On Tue, Apr 13, 2021 at 12:55 PM Serhiy Storchaka <storchaka@gmail.com> wrote:
26.04.18 21:37, Serhiy Storchaka пише:
> In Python 2.5 `0or[]` was accepted by the Python parser. It became an
> error in 2.6 because "0o" became recognizing as an incomplete octal
> number. `1or[]` still is accepted.
>
> On other hand, `1if 2else 3` is accepted despites the fact that "2e" can
> be recognized as an incomplete floating point number. In this case the
> tokenizer pushes "e" back and returns "2".
>
> Shouldn't it do the same with "0o"? It is possible to make `0or[]` be
> parseable again. Python implementation is able to tokenize this example:
>
> $ echo '0or[]' | ./python -m tokenize
> 1,0-1,1:            NUMBER         '0'
> 1,1-1,3:            NAME           'or'
> 1,3-1,4:            OP             '['
> 1,4-1,5:            OP             ']'
> 1,5-1,6:            NEWLINE        '\n'
> 2,0-2,0:            ENDMARKER      ''
>
> On other hand, all these examples look weird. There is an assymmetry:
> `1or 2` is a valid syntax, but `1 or2` is not.
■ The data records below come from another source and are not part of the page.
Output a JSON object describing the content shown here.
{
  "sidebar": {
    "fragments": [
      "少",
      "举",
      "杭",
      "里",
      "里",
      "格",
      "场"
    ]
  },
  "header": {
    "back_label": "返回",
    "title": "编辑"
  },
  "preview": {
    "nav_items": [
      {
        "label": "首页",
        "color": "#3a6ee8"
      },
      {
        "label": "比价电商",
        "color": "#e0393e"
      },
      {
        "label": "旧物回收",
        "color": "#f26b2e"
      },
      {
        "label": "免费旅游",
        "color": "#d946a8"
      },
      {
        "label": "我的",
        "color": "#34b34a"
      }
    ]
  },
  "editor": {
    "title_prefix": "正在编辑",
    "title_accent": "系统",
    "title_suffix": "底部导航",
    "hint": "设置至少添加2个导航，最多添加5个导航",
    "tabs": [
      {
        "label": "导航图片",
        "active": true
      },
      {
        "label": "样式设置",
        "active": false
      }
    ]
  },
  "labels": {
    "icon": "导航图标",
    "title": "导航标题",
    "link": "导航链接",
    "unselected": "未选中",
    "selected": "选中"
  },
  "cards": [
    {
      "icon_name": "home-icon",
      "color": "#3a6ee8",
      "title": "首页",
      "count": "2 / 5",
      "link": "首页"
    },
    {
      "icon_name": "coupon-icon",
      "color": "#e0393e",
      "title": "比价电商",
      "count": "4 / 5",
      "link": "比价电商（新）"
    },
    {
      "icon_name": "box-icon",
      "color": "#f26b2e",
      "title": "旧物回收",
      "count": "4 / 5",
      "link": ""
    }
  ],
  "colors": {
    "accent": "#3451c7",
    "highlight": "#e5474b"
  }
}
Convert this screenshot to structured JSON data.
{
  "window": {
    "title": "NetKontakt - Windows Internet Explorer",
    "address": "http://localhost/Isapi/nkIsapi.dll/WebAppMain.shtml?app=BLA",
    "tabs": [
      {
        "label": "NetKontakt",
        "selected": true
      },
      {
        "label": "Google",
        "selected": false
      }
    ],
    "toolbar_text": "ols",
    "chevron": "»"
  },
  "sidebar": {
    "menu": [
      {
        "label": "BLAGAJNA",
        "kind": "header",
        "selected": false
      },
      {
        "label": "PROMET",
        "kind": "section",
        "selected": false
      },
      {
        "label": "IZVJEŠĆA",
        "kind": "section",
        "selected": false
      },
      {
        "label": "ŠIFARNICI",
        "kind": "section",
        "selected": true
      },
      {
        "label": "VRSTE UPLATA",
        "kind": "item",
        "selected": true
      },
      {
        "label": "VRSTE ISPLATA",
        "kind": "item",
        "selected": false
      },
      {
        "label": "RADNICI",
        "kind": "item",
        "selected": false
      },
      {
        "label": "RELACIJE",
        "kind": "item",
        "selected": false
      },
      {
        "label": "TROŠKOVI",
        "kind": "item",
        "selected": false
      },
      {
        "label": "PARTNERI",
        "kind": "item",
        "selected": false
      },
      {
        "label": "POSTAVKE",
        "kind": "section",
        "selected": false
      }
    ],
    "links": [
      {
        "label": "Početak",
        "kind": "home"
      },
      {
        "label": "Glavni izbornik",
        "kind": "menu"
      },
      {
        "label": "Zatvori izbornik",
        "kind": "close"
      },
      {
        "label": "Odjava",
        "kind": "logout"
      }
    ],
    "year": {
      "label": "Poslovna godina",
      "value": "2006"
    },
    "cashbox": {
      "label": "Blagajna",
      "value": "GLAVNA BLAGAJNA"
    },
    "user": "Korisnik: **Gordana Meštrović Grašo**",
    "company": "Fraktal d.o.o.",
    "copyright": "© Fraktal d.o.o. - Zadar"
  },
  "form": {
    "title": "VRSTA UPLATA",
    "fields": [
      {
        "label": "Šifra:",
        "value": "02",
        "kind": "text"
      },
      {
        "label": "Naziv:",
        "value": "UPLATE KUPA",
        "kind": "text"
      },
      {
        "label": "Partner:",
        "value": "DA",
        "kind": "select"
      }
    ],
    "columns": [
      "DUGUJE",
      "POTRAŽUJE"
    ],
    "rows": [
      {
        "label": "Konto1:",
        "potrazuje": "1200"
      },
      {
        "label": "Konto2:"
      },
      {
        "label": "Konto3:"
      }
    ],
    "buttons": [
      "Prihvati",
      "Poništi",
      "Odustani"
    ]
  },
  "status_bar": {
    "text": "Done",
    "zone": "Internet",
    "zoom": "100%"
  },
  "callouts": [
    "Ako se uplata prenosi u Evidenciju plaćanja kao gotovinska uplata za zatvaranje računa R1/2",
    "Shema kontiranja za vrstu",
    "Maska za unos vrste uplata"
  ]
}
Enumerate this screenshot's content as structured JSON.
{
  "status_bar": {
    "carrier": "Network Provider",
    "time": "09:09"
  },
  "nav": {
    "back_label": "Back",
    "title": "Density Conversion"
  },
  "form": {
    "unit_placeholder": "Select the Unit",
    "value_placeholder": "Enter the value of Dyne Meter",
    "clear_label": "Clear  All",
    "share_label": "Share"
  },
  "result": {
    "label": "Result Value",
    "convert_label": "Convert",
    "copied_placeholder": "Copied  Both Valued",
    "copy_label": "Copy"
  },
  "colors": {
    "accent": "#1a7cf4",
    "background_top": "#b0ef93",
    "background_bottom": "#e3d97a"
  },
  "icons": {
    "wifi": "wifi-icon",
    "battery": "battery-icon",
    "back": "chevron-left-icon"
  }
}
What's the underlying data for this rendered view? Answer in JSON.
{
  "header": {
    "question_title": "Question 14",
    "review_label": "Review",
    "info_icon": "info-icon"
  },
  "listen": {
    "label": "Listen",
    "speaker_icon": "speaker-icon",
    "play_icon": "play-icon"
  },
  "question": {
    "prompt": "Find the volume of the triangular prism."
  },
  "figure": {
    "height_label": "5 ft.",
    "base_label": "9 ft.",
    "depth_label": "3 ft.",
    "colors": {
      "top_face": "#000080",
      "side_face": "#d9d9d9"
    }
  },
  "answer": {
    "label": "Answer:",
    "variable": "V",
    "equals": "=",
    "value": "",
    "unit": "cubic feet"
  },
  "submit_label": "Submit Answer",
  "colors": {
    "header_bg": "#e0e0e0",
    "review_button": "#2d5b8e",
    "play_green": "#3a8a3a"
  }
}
It is hard to recognize
> visually the boundary between a number and the following identifier or
> keyword, especially if numbers can contain letters ("b", "e", "j", "o",
> "x") and underscores, and identifiers can contain digits. On both sides
> of the boundary can be letters, digits, and underscores.
>
> I propose to change the Python syntax by adding a requirement that there
> should be a whitespace or delimiter between a numeric literal and the
> following keyword.
>

New example was found recently (see https://bugs.python.org/issue43833).

 >>> [0x1for x in (1,2)]
 [31]

It is parsed as [0x1f or x in (1,2)] instead of [0x1 for x in (1,2)].

Since this code is clearly ambiguous, it makes more sense to emit a
SyntaxWarning if there is no space between number and identifier.

I would totally make that a SyntaxError, and backwards compatibility be damned.